Mosaic does not currently have dedicated support for filtering across multiple tables. While optimizations such as query caching and query consolidation (grouping queries over the same table with the same groupby values) apply generally, our data cube indexes apply only to selections with clients that all target the same base table.

When feasible, I would recommend performing any joins as a pre-processing step: create a new table (or view) that joins the data together, and then use that as your base for visualization and interaction. The table or view could be created as part of your initial data loading; we do this in the unemployment map example.

Otherwise, it would be great to learn more about your use case needs. We'd like to provide richer support for cross-table linking, but we're still in a "requirements gathering" phase of design. (And I believe @domoritz and collaborators may also be looking into similar issues?)

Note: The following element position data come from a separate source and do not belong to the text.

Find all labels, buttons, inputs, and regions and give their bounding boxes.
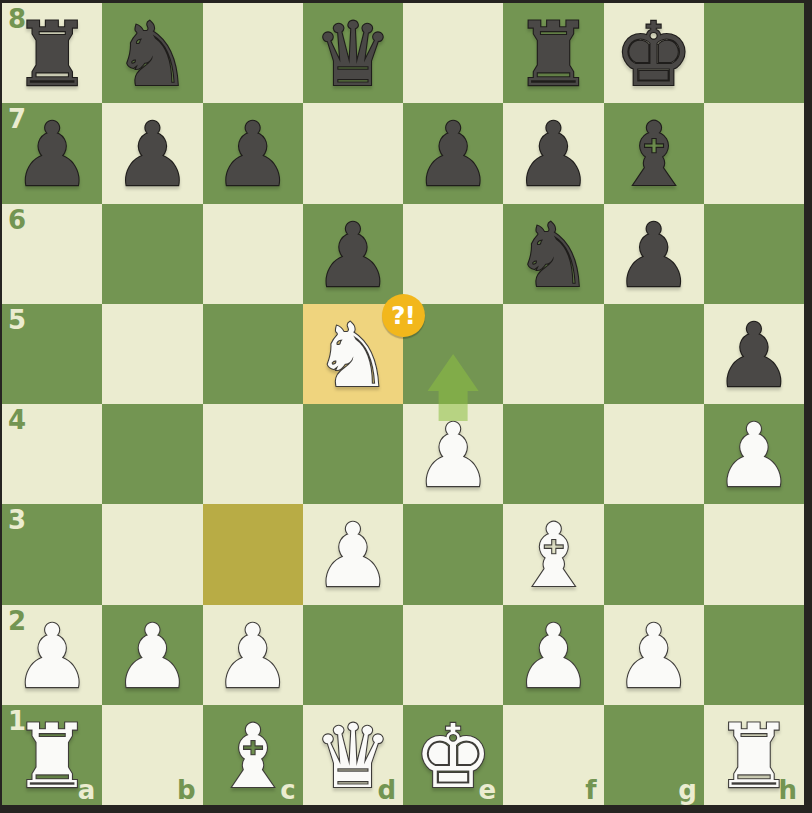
square-d3[interactable]: ♟: [303, 504, 403, 604]
piece-black-knight[interactable]: ♞: [514, 212, 593, 300]
square-c6[interactable]: [203, 204, 303, 304]
piece-white-pawn[interactable]: ♟: [514, 613, 593, 701]
piece-black-pawn[interactable]: ♟: [213, 111, 292, 199]
chess-app-window: 8♜♞♛♜♚7♟♟♟♟♟♝6♟♞♟5♞♟4♟♟3♟♝2♟♟♟♟♟1a♜bc♝d♛…: [0, 0, 812, 813]
piece-white-pawn[interactable]: ♟: [313, 512, 392, 600]
move-classification-glyph: ?!: [391, 303, 415, 328]
square-d8[interactable]: ♛: [303, 3, 403, 103]
square-e4[interactable]: ♟: [403, 404, 503, 504]
square-g7[interactable]: ♝: [604, 103, 704, 203]
square-g3[interactable]: [604, 504, 704, 604]
square-a8[interactable]: 8♜: [2, 3, 102, 103]
piece-white-pawn[interactable]: ♟: [213, 613, 292, 701]
piece-black-queen[interactable]: ♛: [313, 11, 392, 99]
rank-label-5: 5: [8, 307, 26, 333]
piece-black-pawn[interactable]: ♟: [514, 111, 593, 199]
square-c4[interactable]: [203, 404, 303, 504]
piece-black-pawn[interactable]: ♟: [414, 111, 493, 199]
piece-black-pawn[interactable]: ♟: [313, 212, 392, 300]
file-label-g: g: [678, 777, 697, 803]
piece-white-pawn[interactable]: ♟: [714, 412, 793, 500]
piece-black-knight[interactable]: ♞: [113, 11, 192, 99]
square-b8[interactable]: ♞: [102, 3, 202, 103]
move-classification-badge: ?!: [382, 294, 425, 337]
square-g4[interactable]: [604, 404, 704, 504]
square-h8[interactable]: [704, 3, 804, 103]
square-g2[interactable]: ♟: [604, 605, 704, 705]
piece-white-rook[interactable]: ♜: [13, 713, 92, 801]
piece-black-pawn[interactable]: ♟: [13, 111, 92, 199]
file-label-b: b: [177, 777, 196, 803]
square-c3[interactable]: [203, 504, 303, 604]
square-h7[interactable]: [704, 103, 804, 203]
square-a3[interactable]: 3: [2, 504, 102, 604]
square-a7[interactable]: 7♟: [2, 103, 102, 203]
piece-white-pawn[interactable]: ♟: [13, 613, 92, 701]
piece-black-pawn[interactable]: ♟: [113, 111, 192, 199]
chess-board: 8♜♞♛♜♚7♟♟♟♟♟♝6♟♞♟5♞♟4♟♟3♟♝2♟♟♟♟♟1a♜bc♝d♛…: [2, 3, 804, 805]
square-e3[interactable]: [403, 504, 503, 604]
square-b2[interactable]: ♟: [102, 605, 202, 705]
square-b4[interactable]: [102, 404, 202, 504]
square-a5[interactable]: 5: [2, 304, 102, 404]
piece-white-pawn[interactable]: ♟: [414, 412, 493, 500]
piece-white-knight[interactable]: ♞: [313, 312, 392, 400]
square-a6[interactable]: 6: [2, 204, 102, 304]
square-f5[interactable]: [503, 304, 603, 404]
piece-white-king[interactable]: ♚: [414, 713, 493, 801]
rank-label-6: 6: [8, 207, 26, 233]
piece-black-pawn[interactable]: ♟: [614, 212, 693, 300]
square-h4[interactable]: ♟: [704, 404, 804, 504]
square-h3[interactable]: [704, 504, 804, 604]
square-d6[interactable]: ♟: [303, 204, 403, 304]
square-b6[interactable]: [102, 204, 202, 304]
square-c8[interactable]: [203, 3, 303, 103]
square-b1[interactable]: b: [102, 705, 202, 805]
square-d7[interactable]: [303, 103, 403, 203]
square-h1[interactable]: h♜: [704, 705, 804, 805]
square-d2[interactable]: [303, 605, 403, 705]
square-g5[interactable]: [604, 304, 704, 404]
square-g1[interactable]: g: [604, 705, 704, 805]
square-a1[interactable]: 1a♜: [2, 705, 102, 805]
piece-white-pawn[interactable]: ♟: [614, 613, 693, 701]
piece-black-king[interactable]: ♚: [614, 11, 693, 99]
square-e2[interactable]: [403, 605, 503, 705]
piece-black-rook[interactable]: ♜: [514, 11, 593, 99]
square-a4[interactable]: 4: [2, 404, 102, 504]
square-f4[interactable]: [503, 404, 603, 504]
square-h2[interactable]: [704, 605, 804, 705]
square-d4[interactable]: [303, 404, 403, 504]
square-h6[interactable]: [704, 204, 804, 304]
rank-label-4: 4: [8, 407, 26, 433]
piece-white-bishop[interactable]: ♝: [514, 512, 593, 600]
square-e7[interactable]: ♟: [403, 103, 503, 203]
square-f1[interactable]: f: [503, 705, 603, 805]
square-f7[interactable]: ♟: [503, 103, 603, 203]
file-label-f: f: [585, 777, 596, 803]
piece-white-pawn[interactable]: ♟: [113, 613, 192, 701]
square-f2[interactable]: ♟: [503, 605, 603, 705]
square-a2[interactable]: 2♟: [2, 605, 102, 705]
square-c7[interactable]: ♟: [203, 103, 303, 203]
square-e8[interactable]: [403, 3, 503, 103]
piece-white-rook[interactable]: ♜: [714, 713, 793, 801]
piece-white-queen[interactable]: ♛: [313, 713, 392, 801]
square-h5[interactable]: ♟: [704, 304, 804, 404]
square-f3[interactable]: ♝: [503, 504, 603, 604]
square-c1[interactable]: c♝: [203, 705, 303, 805]
piece-white-bishop[interactable]: ♝: [213, 713, 292, 801]
square-f8[interactable]: ♜: [503, 3, 603, 103]
square-g6[interactable]: ♟: [604, 204, 704, 304]
square-c2[interactable]: ♟: [203, 605, 303, 705]
square-e6[interactable]: [403, 204, 503, 304]
piece-black-rook[interactable]: ♜: [13, 11, 92, 99]
piece-black-bishop[interactable]: ♝: [614, 111, 693, 199]
square-f6[interactable]: ♞: [503, 204, 603, 304]
piece-black-pawn[interactable]: ♟: [714, 312, 793, 400]
square-b3[interactable]: [102, 504, 202, 604]
rank-label-3: 3: [8, 507, 26, 533]
square-b5[interactable]: [102, 304, 202, 404]
square-d1[interactable]: d♛: [303, 705, 403, 805]
square-e1[interactable]: e♚: [403, 705, 503, 805]
square-b7[interactable]: ♟: [102, 103, 202, 203]
square-g8[interactable]: ♚: [604, 3, 704, 103]
square-c5[interactable]: [203, 304, 303, 404]
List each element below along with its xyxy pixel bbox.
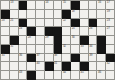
crossword-cell[interactable]: 19: [106, 10, 115, 19]
crossword-cell[interactable]: [36, 19, 45, 28]
crossword-cell[interactable]: [89, 62, 98, 71]
clue-number: 33: [80, 45, 83, 48]
crossword-cell[interactable]: [97, 62, 106, 71]
clue-number: 25: [72, 27, 75, 30]
crossword-cell[interactable]: [54, 10, 63, 19]
black-cell: [45, 62, 54, 71]
black-cell: [80, 36, 89, 45]
crossword-cell[interactable]: [80, 27, 89, 36]
crossword-cell[interactable]: 24: [19, 27, 28, 36]
black-cell: [97, 36, 106, 45]
black-cell: [71, 1, 80, 10]
black-cell: [1, 45, 10, 54]
crossword-cell[interactable]: [10, 54, 19, 63]
crossword-cell[interactable]: 17: [106, 1, 115, 10]
crossword-cell[interactable]: 43: [19, 71, 28, 80]
crossword-cell[interactable]: [54, 71, 63, 80]
black-cell: [106, 54, 115, 63]
crossword-cell[interactable]: [36, 45, 45, 54]
crossword-cell[interactable]: [36, 27, 45, 36]
crossword-cell[interactable]: 36: [19, 54, 28, 63]
black-cell: [62, 62, 71, 71]
crossword-cell[interactable]: [19, 45, 28, 54]
crossword-cell[interactable]: 34: [89, 45, 98, 54]
black-cell: [62, 10, 71, 19]
clue-number: 45: [80, 71, 83, 74]
crossword-cell[interactable]: 33: [80, 45, 89, 54]
crossword-cell[interactable]: [36, 10, 45, 19]
clue-number: 23: [107, 19, 110, 22]
clue-number: 31: [10, 45, 13, 48]
black-cell: [1, 10, 10, 19]
crossword-cell[interactable]: 42: [106, 62, 115, 71]
crossword-cell[interactable]: [27, 1, 36, 10]
crossword-cell[interactable]: 20: [1, 19, 10, 28]
crossword-cell[interactable]: [1, 71, 10, 80]
crossword-cell[interactable]: [80, 10, 89, 19]
black-cell: [27, 54, 36, 63]
crossword-cell[interactable]: [80, 1, 89, 10]
crossword-cell[interactable]: 15: [62, 1, 71, 10]
crossword-cell[interactable]: 21: [10, 19, 19, 28]
clue-number: 16: [98, 1, 101, 4]
crossword-cell[interactable]: 22: [62, 19, 71, 28]
crossword-cell[interactable]: [54, 19, 63, 28]
crossword-cell[interactable]: [45, 10, 54, 19]
crossword-cell[interactable]: 37: [36, 54, 45, 63]
clue-number: 39: [89, 54, 92, 57]
crossword-cell[interactable]: [97, 54, 106, 63]
black-cell: [27, 71, 36, 80]
crossword-cell[interactable]: [80, 54, 89, 63]
clue-number: 27: [107, 27, 110, 30]
clue-number: 28: [28, 36, 31, 39]
crossword-cell[interactable]: 13: [10, 1, 19, 10]
clue-number: 44: [63, 71, 66, 74]
clue-number: 17: [107, 1, 110, 4]
crossword-cell[interactable]: [36, 36, 45, 45]
black-cell: [10, 36, 19, 45]
crossword-cell[interactable]: [19, 62, 28, 71]
clue-number: 38: [54, 54, 57, 57]
crossword-cell[interactable]: [62, 36, 71, 45]
crossword-cell[interactable]: 25: [71, 27, 80, 36]
clue-number: 32: [63, 45, 66, 48]
crossword-cell[interactable]: [36, 1, 45, 10]
crossword-cell[interactable]: [1, 36, 10, 45]
crossword-cell[interactable]: [10, 71, 19, 80]
crossword-cell[interactable]: [54, 1, 63, 10]
black-cell: [54, 45, 63, 54]
crossword-cell[interactable]: 40: [36, 62, 45, 71]
crossword-cell[interactable]: [27, 45, 36, 54]
black-cell: [27, 27, 36, 36]
clue-number: 14: [45, 1, 48, 4]
crossword-cell[interactable]: [36, 71, 45, 80]
crossword-cell[interactable]: [10, 62, 19, 71]
clue-number: 18: [72, 10, 75, 13]
clue-number: 34: [89, 45, 92, 48]
clue-number: 43: [19, 71, 22, 74]
crossword-cell[interactable]: [45, 71, 54, 80]
crossword-cell[interactable]: [27, 62, 36, 71]
crossword-cell[interactable]: [97, 10, 106, 19]
crossword-cell[interactable]: [27, 10, 36, 19]
crossword-cell[interactable]: [1, 27, 10, 36]
clue-number: 35: [2, 54, 5, 57]
crossword-cell[interactable]: [1, 1, 10, 10]
black-cell: [19, 1, 28, 10]
black-cell: [71, 19, 80, 28]
crossword-cell[interactable]: 18: [71, 10, 80, 19]
crossword-cell[interactable]: 44: [62, 71, 71, 80]
crossword-cell[interactable]: [89, 71, 98, 80]
clue-number: 22: [63, 19, 66, 22]
crossword-cell[interactable]: [71, 62, 80, 71]
crossword-cell[interactable]: [10, 10, 19, 19]
crossword-cell[interactable]: 28: [27, 36, 36, 45]
crossword-cell[interactable]: [19, 36, 28, 45]
crossword-cell[interactable]: [45, 45, 54, 54]
clue-number: 26: [89, 27, 92, 30]
clue-number: 29: [45, 36, 48, 39]
crossword-cell[interactable]: [62, 27, 71, 36]
crossword-cell[interactable]: 30: [71, 36, 80, 45]
clue-number: 41: [54, 62, 57, 65]
clue-number: 13: [10, 1, 13, 4]
black-cell: [45, 27, 54, 36]
crossword-cell[interactable]: 45: [80, 71, 89, 80]
crossword-cell[interactable]: [62, 54, 71, 63]
crossword-cell[interactable]: [71, 71, 80, 80]
crossword-cell[interactable]: 32: [62, 45, 71, 54]
crossword-cell[interactable]: [89, 1, 98, 10]
crossword-cell[interactable]: [1, 62, 10, 71]
crossword-cell[interactable]: 27: [106, 27, 115, 36]
crossword-cell[interactable]: 23: [106, 19, 115, 28]
crossword-cell[interactable]: [106, 36, 115, 45]
black-cell: [54, 27, 63, 36]
clue-number: 24: [19, 27, 22, 30]
crossword-cell[interactable]: 35: [1, 54, 10, 63]
crossword-cell[interactable]: 29: [45, 36, 54, 45]
black-cell: [71, 54, 80, 63]
crossword-cell[interactable]: [106, 45, 115, 54]
crossword-cell[interactable]: [71, 45, 80, 54]
black-cell: [80, 62, 89, 71]
crossword-cell[interactable]: 26: [89, 27, 98, 36]
crossword-cell[interactable]: 14: [45, 1, 54, 10]
black-cell: [19, 19, 28, 28]
crossword-cell[interactable]: 31: [10, 45, 19, 54]
clue-number: 21: [10, 19, 13, 22]
clue-number: 37: [37, 54, 40, 57]
crossword-cell[interactable]: [89, 36, 98, 45]
crossword-cell[interactable]: 39: [89, 54, 98, 63]
crossword-cell[interactable]: [19, 10, 28, 19]
crossword-cell[interactable]: 41: [54, 62, 63, 71]
crossword-grid: 1314151617181920212223242526272829303132…: [0, 0, 115, 80]
clue-number: 30: [72, 36, 75, 39]
black-cell: [89, 19, 98, 28]
crossword-cell[interactable]: [97, 19, 106, 28]
clue-number: 19: [107, 10, 110, 13]
crossword-cell[interactable]: [10, 27, 19, 36]
crossword-cell[interactable]: [80, 19, 89, 28]
black-cell: [97, 45, 106, 54]
crossword-cell[interactable]: 38: [54, 54, 63, 63]
clue-number: 15: [63, 1, 66, 4]
crossword-cell[interactable]: [106, 71, 115, 80]
crossword-cell[interactable]: 46: [97, 71, 106, 80]
crossword-cell[interactable]: [27, 19, 36, 28]
black-cell: [54, 36, 63, 45]
crossword-cell[interactable]: [89, 10, 98, 19]
crossword-cell[interactable]: [97, 27, 106, 36]
clue-number: 40: [37, 62, 40, 65]
crossword-cell[interactable]: 16: [97, 1, 106, 10]
clue-number: 42: [107, 62, 110, 65]
clue-number: 46: [98, 71, 101, 74]
clue-number: 36: [19, 54, 22, 57]
crossword-cell[interactable]: [45, 54, 54, 63]
clue-number: 20: [2, 19, 5, 22]
crossword-cell[interactable]: [45, 19, 54, 28]
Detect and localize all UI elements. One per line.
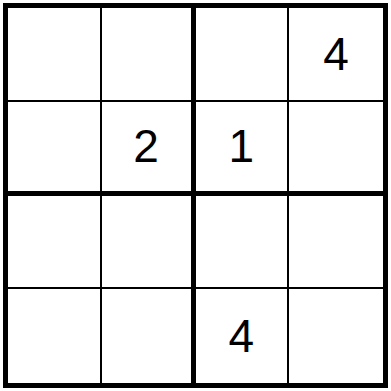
- cell-r3c1[interactable]: [8, 196, 102, 290]
- cell-r4c3[interactable]: 4: [196, 289, 290, 383]
- cell-r3c2[interactable]: [102, 196, 196, 290]
- cell-r4c1[interactable]: [8, 289, 102, 383]
- cell-r2c3[interactable]: 1: [196, 102, 290, 196]
- cell-r3c3[interactable]: [196, 196, 290, 290]
- sudoku-board: 4 2 1 4: [3, 3, 388, 388]
- cell-r4c2[interactable]: [102, 289, 196, 383]
- cell-r1c4[interactable]: 4: [289, 8, 383, 102]
- cell-r1c1[interactable]: [8, 8, 102, 102]
- cell-r2c1[interactable]: [8, 102, 102, 196]
- cell-r4c4[interactable]: [289, 289, 383, 383]
- cell-r3c4[interactable]: [289, 196, 383, 290]
- cell-r2c2[interactable]: 2: [102, 102, 196, 196]
- cell-r1c3[interactable]: [196, 8, 290, 102]
- cell-r2c4[interactable]: [289, 102, 383, 196]
- cell-r1c2[interactable]: [102, 8, 196, 102]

As for this part: "It generates a correct query and works on small tables (~30,000 rows), but on tables with 100,000+ rows, it does not work at all, no reaction on selection and no errors in the console.", I don't know what is going on. Indeed it seems strange that the scale difference alone would fundamentally change things beyond performance (unless the joined results are so large they overrun browser memory limits). I'd start by looking at DuckDB logs to see if the queries are executing successfully, and of course you can also log your custom client's queryResult and queryError methods to see if a response is arriving.

domoritz commented 7 months ago

CC @willeppy

kolmakova commented 7 months ago

@jheer Thank you for the answer!

I'm working on a graph visualization. It has one raw data table and two additional tables: one for unique nodes and one for links between them. The graph relies on these generated nodes and links tables. The nodes and links have aggregated values calculated from the raw data, visualized in histograms for each value. If the aggregated value is by link, the histogram will select both nodes involved in the link within the selected value range. So selecting nodes in the graph by histogram ranges, crossfiltered by nodes and links, is a clear use case in the graph visualization context.

Crossfiltering between only nodes or only link values works super fast, I'll try to manage crossfiltering between nodes and links in the code, not SQL.

P.S. I've debugged my join queries on large tables and found that they execute successfully, but run very slowly - up to 2-10 minutes, even though the result set may only contain a few rows.